So far we have had a very interesting year, especially in the area of science. Our students have been most creative and observant and have brought in a few amazing things. We thought we would share some of them with you.
This is a century cactus. It is supposed to bloom only once in one hundred years. It was dying in someone’s yard and after it was cut down, it appeared at our school for “science”. (See post entitled “Morning Devotions and Science” for more information.)
Some poor bird built her nest and laid eggs in a student’s mailbox at home. (She had abandoned the nest.)
One student brought in a large wolf spider with an egg sac. We kept her in an extra aquarium with food and water, and a few days later the slings (short for spiderlings) hatched out and crawled up onto her back.
A yellow jacket’s nest with the yellow jackets still on it.
Here is a collection from the first two weeks including a large luna moth, gryphae fossil, various insects, shells and egg sacs.
Our fellowship hall renovation was also finished this week and last Thursday night found many of us there cleaning, scrubbing, and re-organizing.
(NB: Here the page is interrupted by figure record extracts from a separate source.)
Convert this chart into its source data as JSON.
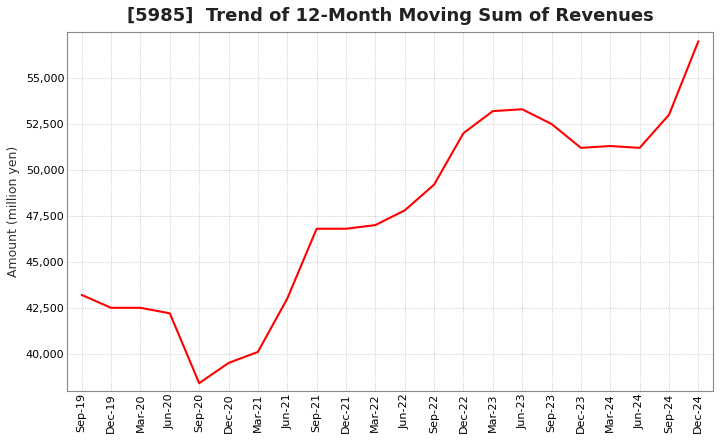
{
  "title": "[5985]  Trend of 12-Month Moving Sum of Revenues",
  "ylabel": "Amount (million yen)",
  "line_color": "#ff0000",
  "background_color": "#ffffff",
  "plot_bg_color": "#ffffff",
  "grid_color": "#aaaaaa",
  "x_labels": [
    "Sep-19",
    "Dec-19",
    "Mar-20",
    "Jun-20",
    "Sep-20",
    "Dec-20",
    "Mar-21",
    "Jun-21",
    "Sep-21",
    "Dec-21",
    "Mar-22",
    "Jun-22",
    "Sep-22",
    "Dec-22",
    "Mar-23",
    "Jun-23",
    "Sep-23",
    "Dec-23",
    "Mar-24",
    "Jun-24",
    "Sep-24",
    "Dec-24"
  ],
  "values": [
    43200,
    42500,
    42500,
    42200,
    38400,
    39500,
    40100,
    43000,
    46800,
    46800,
    47000,
    47800,
    49200,
    52000,
    53200,
    53300,
    52500,
    51200,
    51300,
    51200,
    53000,
    57000
  ],
  "ylim": [
    38000,
    57500
  ],
  "yticks": [
    40000,
    42500,
    45000,
    47500,
    50000,
    52500,
    55000
  ],
  "title_fontsize": 13,
  "axis_fontsize": 8,
  "ylabel_fontsize": 9,
  "line_width": 1.5
}
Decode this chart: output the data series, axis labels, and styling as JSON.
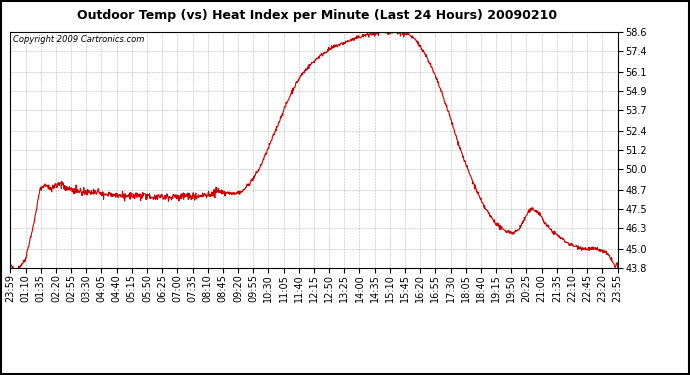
{
  "title": "Outdoor Temp (vs) Heat Index per Minute (Last 24 Hours) 20090210",
  "copyright": "Copyright 2009 Cartronics.com",
  "line_color": "#cc0000",
  "bg_color": "#ffffff",
  "plot_bg_color": "#ffffff",
  "grid_color": "#b0b0b0",
  "border_color": "#000000",
  "ylim": [
    43.8,
    58.6
  ],
  "yticks": [
    43.8,
    45.0,
    46.3,
    47.5,
    48.7,
    50.0,
    51.2,
    52.4,
    53.7,
    54.9,
    56.1,
    57.4,
    58.6
  ],
  "xtick_labels": [
    "23:59",
    "01:10",
    "01:35",
    "02:20",
    "02:55",
    "03:30",
    "04:05",
    "04:40",
    "05:15",
    "05:50",
    "06:25",
    "07:00",
    "07:35",
    "08:10",
    "08:45",
    "09:20",
    "09:55",
    "10:30",
    "11:05",
    "11:40",
    "12:15",
    "12:50",
    "13:25",
    "14:00",
    "14:35",
    "15:10",
    "15:45",
    "16:20",
    "16:55",
    "17:30",
    "18:05",
    "18:40",
    "19:15",
    "19:50",
    "20:25",
    "21:00",
    "21:35",
    "22:10",
    "22:45",
    "23:20",
    "23:55"
  ],
  "n_points": 1441,
  "line_width": 0.8,
  "title_fontsize": 9,
  "tick_fontsize": 7,
  "copyright_fontsize": 6
}
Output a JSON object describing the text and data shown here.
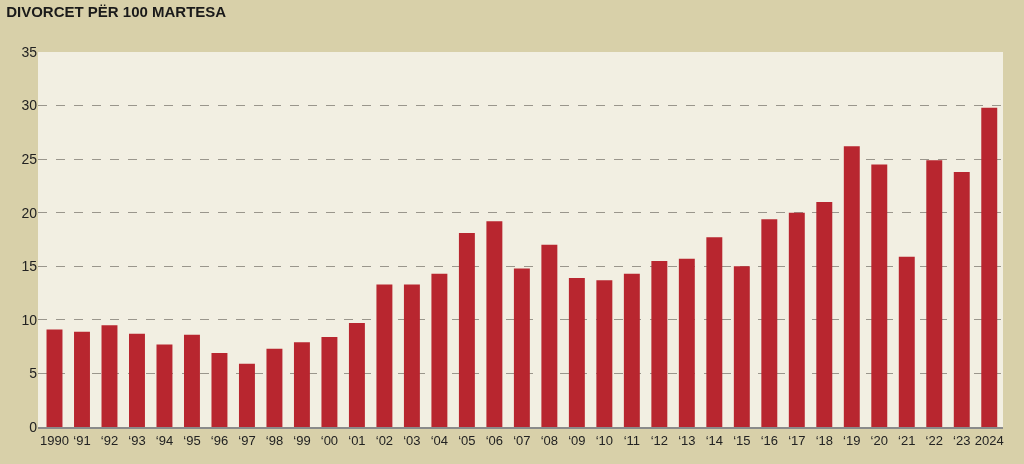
{
  "chart_data": {
    "type": "bar",
    "title": "DIVORCET PËR 100 MARTESA",
    "categories": [
      "1990",
      "‘91",
      "‘92",
      "‘93",
      "‘94",
      "‘95",
      "‘96",
      "‘97",
      "‘98",
      "‘99",
      "‘00",
      "‘01",
      "‘02",
      "‘03",
      "‘04",
      "‘05",
      "‘06",
      "‘07",
      "‘08",
      "‘09",
      "‘10",
      "‘11",
      "‘12",
      "‘13",
      "‘14",
      "‘15",
      "‘16",
      "‘17",
      "‘18",
      "‘19",
      "‘20",
      "‘21",
      "‘22",
      "‘23",
      "2024"
    ],
    "values": [
      9.1,
      8.9,
      9.5,
      8.7,
      7.7,
      8.6,
      6.9,
      5.9,
      7.3,
      7.9,
      8.4,
      9.7,
      13.3,
      13.3,
      14.3,
      18.1,
      19.2,
      14.8,
      17.0,
      13.9,
      13.7,
      14.3,
      15.5,
      15.7,
      17.7,
      15.0,
      19.4,
      20.0,
      21.0,
      26.2,
      24.5,
      15.9,
      24.9,
      23.8,
      29.8
    ],
    "color": "#b8262f",
    "ylim": [
      0,
      35
    ],
    "yticks": [
      0,
      5,
      10,
      15,
      20,
      25,
      30,
      35
    ],
    "grid": "y"
  }
}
After cleaning our office I stepped into the school to put something on my desk and found students trying to solve the “brain game” of the week, sitting on the couch singing their new choir music, and in the classroom playing Banagrams. Silly me. I thought they would all be outside running around on the playground.
And . . . we are using Living History Threads this year published by Christian Learning Resources (Faithbuilders) and I think it is fabulous. My students are I are enjoying it immensely and I have learned a few new things.
First of all, did you know that Leonardo Da Vinci painted the Mona Lisa and the Last Dinner?
The Mona Lisa
Secondly, I had inadvertently added in a little bit about the bubonic plague, or the Black Death as it is commonly called. So, when one of my students was asked on the test to write down one of the plays that William Shakespeare wrote, she put “the Black Play”.